Pourtant il ne fait aucun commentaire. Il ne pose qu'une seule question. Pour une fois il me demande mon avis.
- Veux-tu que je t'accompagne ?
Je secoue la tête.
- Non, je dois y aller seule.
En effet, je le dois. Je sais que ce serait plus simple si il était près de moi. Mais je dois le faire de moi-même. Je dois passer cette porte de mon plein gré, pas parce que l'on m'accompagne. La démarche doit être la mienne, sinon elle n'aura aucun sens.
Il acquiesce et je comprends qu'il compte rester là à m'attendre. Je pourrais lui dire que j'en ai sûrement pour un moment, mais je doute que cela le fasse changer d'avis.

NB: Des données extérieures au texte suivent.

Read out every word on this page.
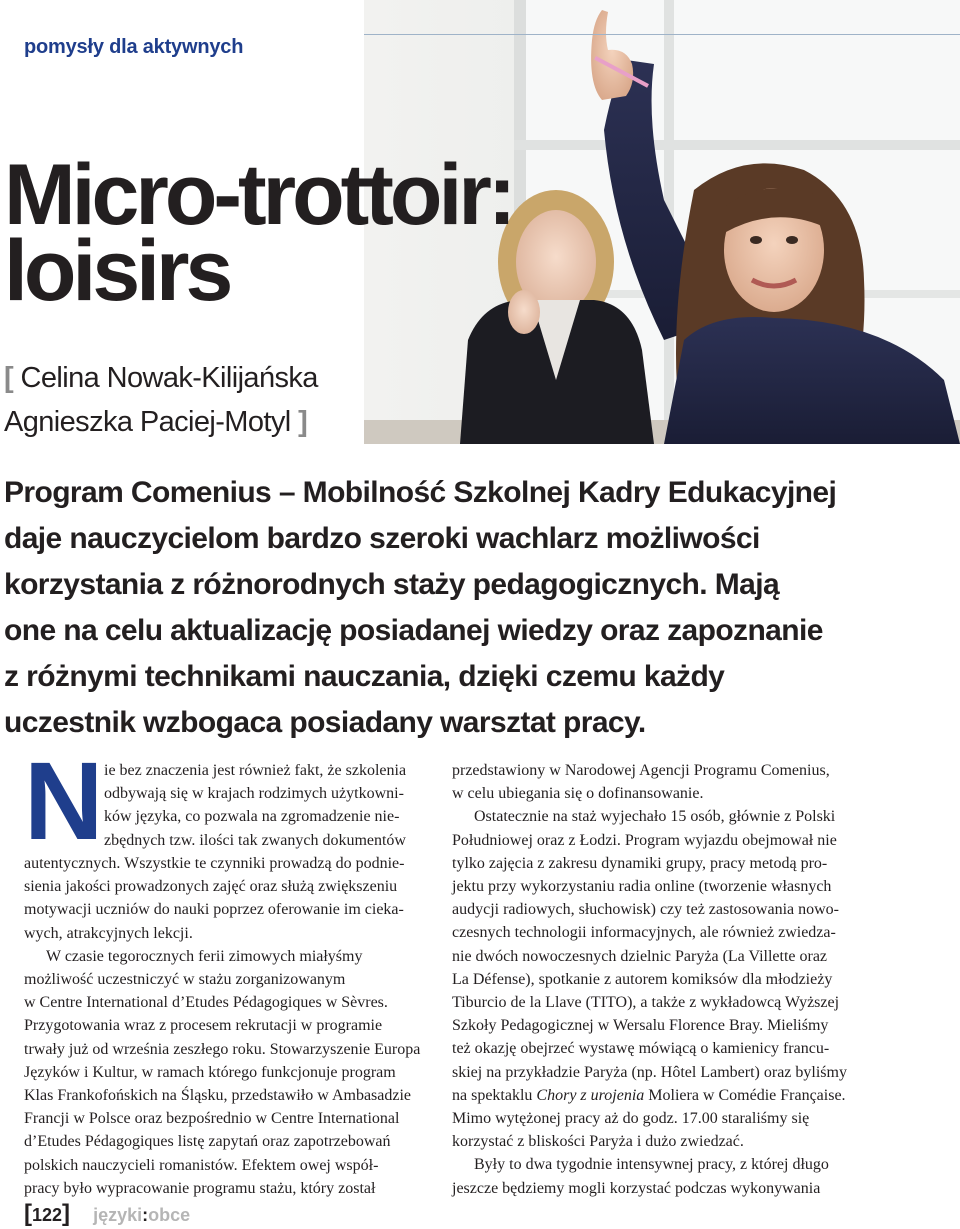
pomysły dla aktywnych
Micro-trottoir:
loisirs
[ Celina Nowak-Kilijańska
Agnieszka Paciej-Motyl ]
Program Comenius – Mobilność Szkolnej Kadry Edukacyjnej
daje nauczycielom bardzo szeroki wachlarz możliwości
korzystania z różnorodnych staży pedagogicznych. Mają
one na celu aktualizację posiadanej wiedzy oraz zapoznanie
z różnymi technikami nauczania, dzięki czemu każdy
uczestnik wzbogaca posiadany warsztat pracy.
N ie bez znaczenia jest również fakt, że szkolenia
odbywają się w krajach rodzimych użytkowni-
ków języka, co pozwala na zgromadzenie nie-
zbędnych tzw. ilości tak zwanych dokumentów

autentycznych. Wszystkie te czynniki prowadzą do podnie-
sienia jakości prowadzonych zajęć oraz służą zwiększeniu
motywacji uczniów do nauki poprzez oferowanie im cieka-
wych, atrakcyjnych lekcji.

W czasie tegorocznych ferii zimowych miałyśmy
możliwość uczestniczyć w stażu zorganizowanym
w Centre International d’Etudes Pédagogiques w Sèvres.
Przygotowania wraz z procesem rekrutacji w programie
trwały już od września zeszłego roku. Stowarzyszenie Europa
Języków i Kultur, w ramach którego funkcjonuje program
Klas Frankofońskich na Śląsku, przedstawiło w Ambasadzie
Francji w Polsce oraz bezpośrednio w Centre International
d’Etudes Pédagogiques listę zapytań oraz zapotrzebowań
polskich nauczycieli romanistów. Efektem owej współ-
pracy było wypracowanie programu stażu, który został

przedstawiony w Narodowej Agencji Programu Comenius,
w celu ubiegania się o dofinansowanie.

Ostatecznie na staż wyjechało 15 osób, głównie z Polski
Południowej oraz z Łodzi. Program wyjazdu obejmował nie
tylko zajęcia z zakresu dynamiki grupy, pracy metodą pro-
jektu przy wykorzystaniu radia online (tworzenie własnych
audycji radiowych, słuchowisk) czy też zastosowania nowo-
czesnych technologii informacyjnych, ale również zwiedza-
nie dwóch nowoczesnych dzielnic Paryża (La Villette oraz
La Défense), spotkanie z autorem komiksów dla młodzieży
Tiburcio de la Llave (TITO), a także z wykładowcą Wyższej
Szkoły Pedagogicznej w Wersalu Florence Bray. Mieliśmy
też okazję obejrzeć wystawę mówiącą o kamienicy francu-
skiej na przykładzie Paryża (np. Hôtel Lambert) oraz byliśmy
na spektaklu Chory z urojenia Moliera w Comédie Française.
Mimo wytężonej pracy aż do godz. 17.00 staraliśmy się
korzystać z bliskości Paryża i dużo zwiedzać.

Były to dwa tygodnie intensywnej pracy, z której długo
jeszcze będziemy mogli korzystać podczas wykonywania

[122] języki:obce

Je souffle comme pour me donner du courage et sors de l'habitacle. Pendant un moment, je reste là à scruter le bâtiment sans avancer. C'est propre, mais c'est surtout plein de couleur. Cela donne envie de rentrer. Je pensais me retrouver devant un vieux bâtiment, à l'allure austère.
J'avance jusqu'à l'entrée. Je remarque alors que les grandes vitres sur la façade sont recouvertes de dessins d'enfants. Je prends mon courage à deux mains et rentre. L'intérieur est chaleureux. Lui aussi très coloré, lumineux et l'on entend du hall des rires d'enfants. J'observe les gens autour de moi. Ils sont tous souriants, ont l'air bienveillants.
Je ne sais pas si j'aimerais ce qu'ils proposent, si je saurais leur accorder ma confiance, pour moi et ma sœur. Mais je sais au moins que les ondes qui circulent dans cet endroit ne me donnent pas envie de reculer à toute vitesse.
Un homme s'avance vers moi. Les cheveux grisonnants, son visage est fendu d'un sourire et il m'accueille chaleureusement.
- Bonjour Mademoiselle, puis-je vous aider ?
Durant quelques instants, je ne sais pas vraiment quoi dire. Lui déballer tout maintenant ?
- Hum, je suppose. Je voulais me renseigner un peu sur cet établissement.
Ses yeux me sondent, mais je ne me sens pas du tout épiée. J'ai seulement l'impression qu'il comprend tout ce qui me tracasse.
- Avec plaisir. Puis-je savoir votre nom ?
Je ne dis rien. Non, je ne veux lui dire mon nom. Si je le faisais et que finalement, leur centre ne me convenait pas, il pourrait très bien prévenir les autorités qu'une mineure s'occupe seule d'une enfant malade avec une mère amorphe dans le salon.
Il semble voir mon trouble, car il rajoute :
- Vous n'êtes pas obligée, ne vous inquiétez pas. Et si nous allions discuter dans un lieu un peu plus calme.
Il ne se départi pas de son sourire, ce qui je dois dire inspire la confiance. J'acquiesce et le suis jusqu'à un bureau, lui aussi très accueillant. Il m'invite à m'asseoir et me propose à boire, ce que je décline.
- Bien, tout d'abord, je m'appelle Edward, mais tout le monde m'appelle Ed. Je suis le directeur de ce centre. Maintenant que vous me connaissez un peu, ce que je vous propose, c'est de me raconter ce qui vous arrive. Je vous dirai ensuite ce que nous sommes en mesure de faire pour vous aider. Vous avez rien à craindre, je ne connais pas votre identité, je ne serai donc pas en mesure de vous retrouver si vous coupez court à cette conversation.
Je hoche la tête. La proposition me semble honnête. De toute façon, ai-je le choix ? Je ne suis pas venue ici pour repartir sans avoir essayé.
J'ai bien l'impression que c'est le moment de me lancer.